As I discussed, in my neighborhood they constructed a motorcycle lane proper throughout a number of freeway entrance and exit ramps, and I suppose one might argue that represents a “failure of presidency.” (They may have put it on the opposite aspect of the road, however, , parking.) But when I see this state of affairs and resolve to journey my bike onto the freeway that’s not a failure of presidency, that’s simply me being silly.
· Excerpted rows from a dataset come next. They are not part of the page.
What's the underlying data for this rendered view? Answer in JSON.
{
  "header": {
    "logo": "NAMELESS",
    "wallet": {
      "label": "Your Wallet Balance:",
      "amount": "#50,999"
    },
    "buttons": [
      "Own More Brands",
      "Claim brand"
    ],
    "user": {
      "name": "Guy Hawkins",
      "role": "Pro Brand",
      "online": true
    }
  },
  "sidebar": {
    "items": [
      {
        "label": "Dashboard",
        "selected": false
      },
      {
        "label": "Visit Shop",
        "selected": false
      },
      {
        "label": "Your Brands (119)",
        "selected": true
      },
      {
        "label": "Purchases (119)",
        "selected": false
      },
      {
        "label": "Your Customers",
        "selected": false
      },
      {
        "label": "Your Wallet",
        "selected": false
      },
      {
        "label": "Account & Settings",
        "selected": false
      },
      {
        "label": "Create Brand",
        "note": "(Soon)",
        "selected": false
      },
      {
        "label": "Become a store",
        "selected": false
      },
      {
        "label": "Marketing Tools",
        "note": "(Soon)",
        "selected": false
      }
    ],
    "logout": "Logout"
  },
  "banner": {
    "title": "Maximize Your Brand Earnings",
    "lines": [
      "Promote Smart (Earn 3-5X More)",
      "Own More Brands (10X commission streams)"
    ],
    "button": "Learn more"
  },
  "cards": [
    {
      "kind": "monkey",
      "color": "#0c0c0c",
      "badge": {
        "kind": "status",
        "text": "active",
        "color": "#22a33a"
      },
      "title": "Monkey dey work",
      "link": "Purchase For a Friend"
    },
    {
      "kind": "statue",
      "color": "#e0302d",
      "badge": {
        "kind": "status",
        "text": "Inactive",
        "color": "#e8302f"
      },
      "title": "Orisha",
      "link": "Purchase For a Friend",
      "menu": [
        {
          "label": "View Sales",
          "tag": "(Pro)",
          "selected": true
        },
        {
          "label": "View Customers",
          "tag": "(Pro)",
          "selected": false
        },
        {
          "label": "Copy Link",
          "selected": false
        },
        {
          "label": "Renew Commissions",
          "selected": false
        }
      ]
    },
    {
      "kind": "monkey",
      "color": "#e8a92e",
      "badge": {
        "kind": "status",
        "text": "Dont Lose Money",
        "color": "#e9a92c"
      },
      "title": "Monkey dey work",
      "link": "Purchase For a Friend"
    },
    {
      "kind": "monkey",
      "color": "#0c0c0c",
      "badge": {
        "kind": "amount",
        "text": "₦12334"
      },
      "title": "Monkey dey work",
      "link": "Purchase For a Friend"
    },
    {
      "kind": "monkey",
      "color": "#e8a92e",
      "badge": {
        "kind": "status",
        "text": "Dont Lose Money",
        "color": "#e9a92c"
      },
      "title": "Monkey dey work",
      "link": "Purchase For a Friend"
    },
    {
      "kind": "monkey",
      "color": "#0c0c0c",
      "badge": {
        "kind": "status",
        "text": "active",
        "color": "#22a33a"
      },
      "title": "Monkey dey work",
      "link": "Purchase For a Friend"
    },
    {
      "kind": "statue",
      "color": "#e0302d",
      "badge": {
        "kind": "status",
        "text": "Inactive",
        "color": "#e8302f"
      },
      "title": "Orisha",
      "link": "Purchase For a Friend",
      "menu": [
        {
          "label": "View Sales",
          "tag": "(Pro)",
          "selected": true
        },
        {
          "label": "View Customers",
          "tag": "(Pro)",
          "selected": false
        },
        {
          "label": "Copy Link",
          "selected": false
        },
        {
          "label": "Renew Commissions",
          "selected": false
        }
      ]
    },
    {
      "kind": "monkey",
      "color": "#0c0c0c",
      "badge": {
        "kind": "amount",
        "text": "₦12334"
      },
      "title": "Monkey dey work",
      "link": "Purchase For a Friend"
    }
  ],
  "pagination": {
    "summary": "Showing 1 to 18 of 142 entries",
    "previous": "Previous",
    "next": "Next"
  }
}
Additionally, are journalists supposed to have a look at footage and make up tales about them?

How do they know this was the bicycle owner’s “regular commute?” Additionally, judging individuals’s actions primarily based completely on their apparel and gear is the job of semi-professional bike bloggers, not “information” websites, and even in case you zoom in you may’t see practically sufficient to inform what sort of bicycle owner that is:

The tires look kinda skinny and the pants look kinda tight however that’s about all you may see. Is that this a roadie? A triathlete? I can’t even inform if there’s a derailleur or not. Possibly it’s a type of loopy fixie individuals who rides on the freeway on function:

By the best way, it’s closed as a result of they’re fixing the trail. Sure, I understand they’re not holding your hand and tickling your balls and whispering in your ear how particular you might be whereas they’re doing it, however I’m positive individuals will survive this nightmarish detour onto Riverside Drive:

I’m sufficiently old to recollect after we really rode there on function.
However Streetsblog is eminently rational in comparison with its readers, who pine for the times earlier than the Industrial Revolution:

Ah sure, the great previous days. There was slavery, girls couldn’t vote, and the age of consent was like 7 years previous. As for well being, the typical life expectancy in 1800 was like 66 years, strep was a demise sentence, and the toddler mortality was like 46%. Should you lived lengthy sufficient to die from most cancers it was nothing in need of a miracle.
However a minimum of you by no means needed to drive.